Both sides fear the mall will reignite a battle over border properties that only recently quieted down.

Last year, the city and the county wrestled all the way to the state's highest court over Annapolis' annexation of 103 acres on the city's southwestern edge. The city won. There have been three other annexations in the past five years, and another, involving 50 acres of waterfront property, is under consideration.

To begin the process, property owners must request annexation. If it agrees with state law, the city council then must consider it.

Johnson said his staff is in regular contact with landowners along the city's border to gauge interest in joining the city.

The idea of losing this parcel has the county peeved.

This week, Parole Plaza's owner revealed plans to anchor the redeveloped 33-acre shopping center on Route 2 with a Wal-Mart. The giant retailer is a departure from the county's vision for the heart of Parole, one of three areas designated as future county hubs.

"It's the wrong thing in the wrong place at the wrong time," Samorajczyk said.

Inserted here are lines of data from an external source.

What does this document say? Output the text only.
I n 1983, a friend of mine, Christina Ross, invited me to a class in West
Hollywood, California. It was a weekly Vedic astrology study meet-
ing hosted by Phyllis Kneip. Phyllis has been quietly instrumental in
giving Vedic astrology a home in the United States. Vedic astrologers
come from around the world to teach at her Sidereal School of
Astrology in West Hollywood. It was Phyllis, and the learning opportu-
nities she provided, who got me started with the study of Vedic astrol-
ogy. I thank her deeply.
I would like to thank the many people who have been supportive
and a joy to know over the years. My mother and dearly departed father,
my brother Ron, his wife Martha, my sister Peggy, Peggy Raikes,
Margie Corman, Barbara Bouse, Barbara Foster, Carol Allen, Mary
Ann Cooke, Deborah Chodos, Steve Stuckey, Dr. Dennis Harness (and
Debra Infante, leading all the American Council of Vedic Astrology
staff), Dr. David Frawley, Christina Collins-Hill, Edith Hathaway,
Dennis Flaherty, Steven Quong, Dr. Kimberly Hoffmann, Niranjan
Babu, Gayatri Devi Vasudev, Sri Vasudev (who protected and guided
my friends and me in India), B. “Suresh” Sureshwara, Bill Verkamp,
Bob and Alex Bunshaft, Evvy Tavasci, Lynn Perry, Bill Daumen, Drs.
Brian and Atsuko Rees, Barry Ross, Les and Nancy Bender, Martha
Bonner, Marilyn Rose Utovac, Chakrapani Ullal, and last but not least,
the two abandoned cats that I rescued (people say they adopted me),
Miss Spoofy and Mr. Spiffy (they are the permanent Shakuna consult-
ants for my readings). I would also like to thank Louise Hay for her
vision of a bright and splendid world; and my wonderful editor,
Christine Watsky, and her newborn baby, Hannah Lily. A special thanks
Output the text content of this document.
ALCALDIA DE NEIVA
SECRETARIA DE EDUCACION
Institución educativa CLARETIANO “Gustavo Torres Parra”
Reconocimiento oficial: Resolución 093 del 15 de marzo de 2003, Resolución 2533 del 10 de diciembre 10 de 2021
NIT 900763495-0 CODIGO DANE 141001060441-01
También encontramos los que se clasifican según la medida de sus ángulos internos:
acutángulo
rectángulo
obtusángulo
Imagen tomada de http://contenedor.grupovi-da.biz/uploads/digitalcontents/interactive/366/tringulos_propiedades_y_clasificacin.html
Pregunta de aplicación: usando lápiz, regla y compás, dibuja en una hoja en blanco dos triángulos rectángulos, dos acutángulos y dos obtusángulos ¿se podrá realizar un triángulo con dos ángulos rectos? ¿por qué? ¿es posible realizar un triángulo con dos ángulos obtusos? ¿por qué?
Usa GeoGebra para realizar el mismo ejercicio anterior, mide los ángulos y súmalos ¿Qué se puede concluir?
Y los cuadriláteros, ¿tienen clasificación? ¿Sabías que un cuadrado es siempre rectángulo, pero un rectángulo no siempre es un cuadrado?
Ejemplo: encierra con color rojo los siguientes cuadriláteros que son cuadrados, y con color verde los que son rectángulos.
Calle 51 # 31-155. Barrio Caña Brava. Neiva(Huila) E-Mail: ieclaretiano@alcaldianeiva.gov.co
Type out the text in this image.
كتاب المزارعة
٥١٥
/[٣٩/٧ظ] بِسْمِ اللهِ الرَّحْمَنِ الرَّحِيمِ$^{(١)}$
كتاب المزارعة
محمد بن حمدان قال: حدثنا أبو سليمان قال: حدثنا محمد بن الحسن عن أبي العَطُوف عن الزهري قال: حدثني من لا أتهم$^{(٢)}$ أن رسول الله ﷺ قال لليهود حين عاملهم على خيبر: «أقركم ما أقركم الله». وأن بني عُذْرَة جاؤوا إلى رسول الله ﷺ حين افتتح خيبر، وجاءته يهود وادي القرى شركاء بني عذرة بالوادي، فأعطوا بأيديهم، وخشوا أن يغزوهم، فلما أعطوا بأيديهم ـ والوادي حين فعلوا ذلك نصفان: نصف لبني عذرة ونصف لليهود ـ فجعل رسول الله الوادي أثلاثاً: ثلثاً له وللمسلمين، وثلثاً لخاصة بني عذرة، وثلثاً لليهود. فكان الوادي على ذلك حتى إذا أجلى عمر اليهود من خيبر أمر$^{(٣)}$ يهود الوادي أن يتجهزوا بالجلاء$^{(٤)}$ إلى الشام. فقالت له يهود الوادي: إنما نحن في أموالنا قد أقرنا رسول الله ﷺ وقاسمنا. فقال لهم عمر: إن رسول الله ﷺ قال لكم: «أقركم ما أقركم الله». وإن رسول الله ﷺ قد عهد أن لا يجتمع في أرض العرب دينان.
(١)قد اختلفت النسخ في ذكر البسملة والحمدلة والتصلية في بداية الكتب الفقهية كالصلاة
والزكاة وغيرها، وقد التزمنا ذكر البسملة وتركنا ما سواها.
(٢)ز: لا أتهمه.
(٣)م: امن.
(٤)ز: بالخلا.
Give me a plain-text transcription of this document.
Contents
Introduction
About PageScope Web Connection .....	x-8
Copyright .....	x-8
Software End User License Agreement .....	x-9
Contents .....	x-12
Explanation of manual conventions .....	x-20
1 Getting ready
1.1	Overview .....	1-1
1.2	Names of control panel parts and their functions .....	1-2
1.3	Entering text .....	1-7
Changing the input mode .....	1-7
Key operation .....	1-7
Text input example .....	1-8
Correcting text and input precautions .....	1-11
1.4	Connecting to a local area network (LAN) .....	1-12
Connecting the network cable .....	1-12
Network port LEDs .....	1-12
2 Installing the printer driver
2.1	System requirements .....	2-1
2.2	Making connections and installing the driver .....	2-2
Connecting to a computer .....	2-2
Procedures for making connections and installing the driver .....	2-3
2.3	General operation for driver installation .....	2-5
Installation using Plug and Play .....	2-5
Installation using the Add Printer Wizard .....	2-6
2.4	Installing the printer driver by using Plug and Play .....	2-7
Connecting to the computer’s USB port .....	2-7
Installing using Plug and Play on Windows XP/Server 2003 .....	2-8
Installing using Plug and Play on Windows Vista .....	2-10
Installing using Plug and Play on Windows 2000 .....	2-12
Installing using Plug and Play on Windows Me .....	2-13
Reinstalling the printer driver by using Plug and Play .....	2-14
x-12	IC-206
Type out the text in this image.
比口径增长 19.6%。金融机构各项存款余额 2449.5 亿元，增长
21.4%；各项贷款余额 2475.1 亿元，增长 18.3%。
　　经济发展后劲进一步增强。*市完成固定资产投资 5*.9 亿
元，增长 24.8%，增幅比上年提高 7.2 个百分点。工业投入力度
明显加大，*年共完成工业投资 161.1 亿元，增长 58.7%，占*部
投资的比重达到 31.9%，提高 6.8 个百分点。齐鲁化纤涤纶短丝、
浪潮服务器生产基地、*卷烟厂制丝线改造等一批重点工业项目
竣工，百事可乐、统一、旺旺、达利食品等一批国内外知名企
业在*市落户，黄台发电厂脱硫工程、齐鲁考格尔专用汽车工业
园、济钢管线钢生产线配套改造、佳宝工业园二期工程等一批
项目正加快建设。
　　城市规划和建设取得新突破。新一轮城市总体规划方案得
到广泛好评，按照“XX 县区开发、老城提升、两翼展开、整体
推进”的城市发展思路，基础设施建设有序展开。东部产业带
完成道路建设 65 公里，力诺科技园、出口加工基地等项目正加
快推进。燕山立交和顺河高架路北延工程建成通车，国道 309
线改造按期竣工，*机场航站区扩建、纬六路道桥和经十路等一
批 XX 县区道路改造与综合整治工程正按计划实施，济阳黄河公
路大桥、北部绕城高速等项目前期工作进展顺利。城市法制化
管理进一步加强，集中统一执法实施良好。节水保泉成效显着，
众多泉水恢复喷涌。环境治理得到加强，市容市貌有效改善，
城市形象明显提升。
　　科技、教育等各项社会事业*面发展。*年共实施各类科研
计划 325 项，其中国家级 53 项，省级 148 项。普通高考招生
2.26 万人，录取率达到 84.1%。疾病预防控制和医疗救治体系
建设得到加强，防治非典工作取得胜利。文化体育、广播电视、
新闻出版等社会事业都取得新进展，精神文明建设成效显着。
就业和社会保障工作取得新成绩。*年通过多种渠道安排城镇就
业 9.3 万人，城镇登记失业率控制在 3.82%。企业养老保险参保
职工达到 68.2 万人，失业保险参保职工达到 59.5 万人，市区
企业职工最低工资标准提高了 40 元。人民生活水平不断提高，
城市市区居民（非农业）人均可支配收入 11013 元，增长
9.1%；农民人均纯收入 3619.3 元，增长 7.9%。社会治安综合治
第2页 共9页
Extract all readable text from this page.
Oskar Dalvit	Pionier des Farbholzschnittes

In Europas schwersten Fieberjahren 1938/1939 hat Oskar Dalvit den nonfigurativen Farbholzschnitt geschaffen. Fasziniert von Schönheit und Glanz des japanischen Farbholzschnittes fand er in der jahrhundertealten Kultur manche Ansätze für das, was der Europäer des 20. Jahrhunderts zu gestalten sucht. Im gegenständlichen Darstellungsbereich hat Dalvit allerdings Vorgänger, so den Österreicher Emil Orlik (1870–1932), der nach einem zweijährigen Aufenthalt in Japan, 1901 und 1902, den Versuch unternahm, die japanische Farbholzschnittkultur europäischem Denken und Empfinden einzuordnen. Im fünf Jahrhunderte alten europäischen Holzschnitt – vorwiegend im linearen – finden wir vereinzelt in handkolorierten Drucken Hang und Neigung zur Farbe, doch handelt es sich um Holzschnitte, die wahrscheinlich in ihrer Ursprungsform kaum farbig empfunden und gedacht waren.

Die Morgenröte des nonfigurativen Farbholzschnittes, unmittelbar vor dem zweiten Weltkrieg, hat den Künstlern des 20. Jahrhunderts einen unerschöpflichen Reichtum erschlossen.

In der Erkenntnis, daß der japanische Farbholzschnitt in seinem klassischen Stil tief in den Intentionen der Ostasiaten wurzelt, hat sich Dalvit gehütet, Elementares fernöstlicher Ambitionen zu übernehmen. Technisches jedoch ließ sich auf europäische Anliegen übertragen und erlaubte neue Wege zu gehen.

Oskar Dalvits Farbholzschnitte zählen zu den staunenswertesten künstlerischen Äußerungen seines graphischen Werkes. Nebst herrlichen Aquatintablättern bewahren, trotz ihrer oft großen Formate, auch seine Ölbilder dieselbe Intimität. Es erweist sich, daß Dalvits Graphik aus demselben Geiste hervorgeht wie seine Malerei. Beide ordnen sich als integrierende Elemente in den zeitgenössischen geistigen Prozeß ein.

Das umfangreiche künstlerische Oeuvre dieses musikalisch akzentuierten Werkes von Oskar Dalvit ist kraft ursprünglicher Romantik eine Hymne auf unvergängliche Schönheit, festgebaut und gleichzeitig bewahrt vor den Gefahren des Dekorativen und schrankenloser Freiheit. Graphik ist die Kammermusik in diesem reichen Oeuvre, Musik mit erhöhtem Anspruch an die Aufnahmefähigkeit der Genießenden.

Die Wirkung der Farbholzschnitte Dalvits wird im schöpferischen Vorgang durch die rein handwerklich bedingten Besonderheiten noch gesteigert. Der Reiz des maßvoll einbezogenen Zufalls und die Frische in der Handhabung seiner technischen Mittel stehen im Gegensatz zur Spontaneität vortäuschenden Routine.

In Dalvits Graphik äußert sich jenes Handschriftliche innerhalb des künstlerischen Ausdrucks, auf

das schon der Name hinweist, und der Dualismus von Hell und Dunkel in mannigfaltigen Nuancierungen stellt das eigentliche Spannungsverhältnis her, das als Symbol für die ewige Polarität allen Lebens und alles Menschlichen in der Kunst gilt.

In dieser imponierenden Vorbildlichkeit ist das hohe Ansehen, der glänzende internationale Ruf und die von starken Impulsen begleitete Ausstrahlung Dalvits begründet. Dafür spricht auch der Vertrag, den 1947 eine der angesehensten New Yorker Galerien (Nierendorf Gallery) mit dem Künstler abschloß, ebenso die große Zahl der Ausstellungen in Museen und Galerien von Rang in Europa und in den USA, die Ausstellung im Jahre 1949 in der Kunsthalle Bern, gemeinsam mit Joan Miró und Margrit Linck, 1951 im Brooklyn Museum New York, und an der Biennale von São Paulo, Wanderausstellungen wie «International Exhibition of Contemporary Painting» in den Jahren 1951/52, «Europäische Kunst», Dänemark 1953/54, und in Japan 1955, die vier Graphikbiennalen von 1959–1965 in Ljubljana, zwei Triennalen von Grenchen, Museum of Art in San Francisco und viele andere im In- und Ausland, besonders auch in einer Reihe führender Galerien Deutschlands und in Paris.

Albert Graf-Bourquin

With the potential for opposition to Wal-Mart, the possibility of annexation would give the property owner leverage to push through his plans. If the county threatens opposition, he can ask to join the city.

Carl Freedman, the New Jersey developer who owns the land, could not be reached yesterday.

County officials said he has begun playing the county against the city.

"He asked Mrs. Owens point-blank if she would be obstructive," said Marvin Bond, her chief of staff. "He was weighing his options."

Johnson said that should not be a major concern. He said Annapolis will use the same planning guidelines to consider the the proposed Wal-Mart that the county uses.

As for the potential for strained relations between the two governments, the mayor placed that in county hands.

Last week, he said, he learned that the county had invited a major city business to consider relocating to the David Taylor Research Center, which is on county land.

"It's always a two-way street," he said.